— Так о чем я? — говорит профессор Беркутов.
— О константе взаимодействия Ферми в эксперименте по упругому рассеянию антинейтрино на протонах, — отвечает Баклажан.
Они сидят за столиком на веранде. Солнце ярко светит над Гагрой.
Писатель Никанор Валерьянович Баклажан, приключенец и фантаст, беседует с профессором Беркутовым о проблемах слабых взаимодействий.
Весь стол завален у них схемами, расчетами, чертежами и формулами, на который стоит гриф «Совершенно секретно».
— Не забудьте о волновых функциях гармонического осциллятора поля, — говорит профессор. — Имейте также в виду пространственное описание квантового состояния нейтринного поля, лоренцово вращение, реперные компоненты лагранжиана и истинную тензорную плотность третьего ранга.
— А связано ли спинорное поле с существованием мелкозернистой топологии? — задумчиво спрашивает Баклажан и переходит к оценке возмущения нейтринного поля в вакуумном состоянии.
Вместо ответа Беркутов начинает торопливо писать на листе бумаги релятивистское волновое уравнение для нейтрино в искривленном пространстве в дираковской четырехкомпонентной форме и двухкомпонентной форме Паули-Ли-Янга.
Нюра, племянница Беркутова, сидит с ним и явно скучает.
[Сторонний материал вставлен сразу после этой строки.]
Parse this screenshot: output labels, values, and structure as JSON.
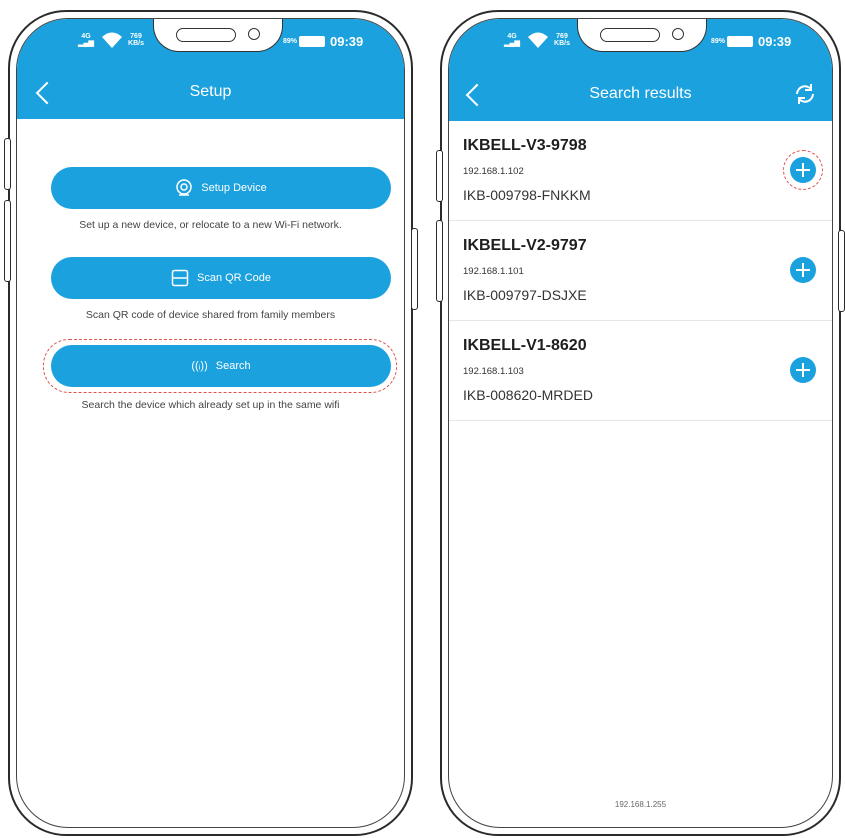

Она не отрывает взгляда от лица молодого человека за соседним столиком, хотя по его лицу видно, что он фарцовщик, алкоголик и наркоман.
Он сидит с человеком джентльменской наружности, который, наклонившись к нему, шепчет:
— Вы понимайт, о чем они говоряйт?.
— Да где нам, дядя Вася, — уныло бормочет фарцовщик по имени Серафим Полушкин. — Мы больше по части Христа продать. Иконки то есть…
— Христа продавайт, пока я вас не завербовайт! — яростно хрипит «дядя Вася». — Нам надо узнавайт, что происходит в нейтрино! Этого требовайт босс! Сделаем вот что, — от волнения он переходит на чистейший русский язык. — Вы подойдете к ним с одной стороны и постараетесь незаметно положить ноги на стол — в левой подошве у вас вмонтирован новейший микрофотоаппарат «Пи-пи-си». А я отвлеку их с другой стороны.
За третьим столиком сидят тоже двое. Один плотный, бритоголовый мужчина средних лет с умными усталыми глазами. Любой второгодник догадается, что его фамилия если не Пронин, то уж наверняка Быстров. А седина на висках наталкивает на мысль, что он уже не майор, а подполковник.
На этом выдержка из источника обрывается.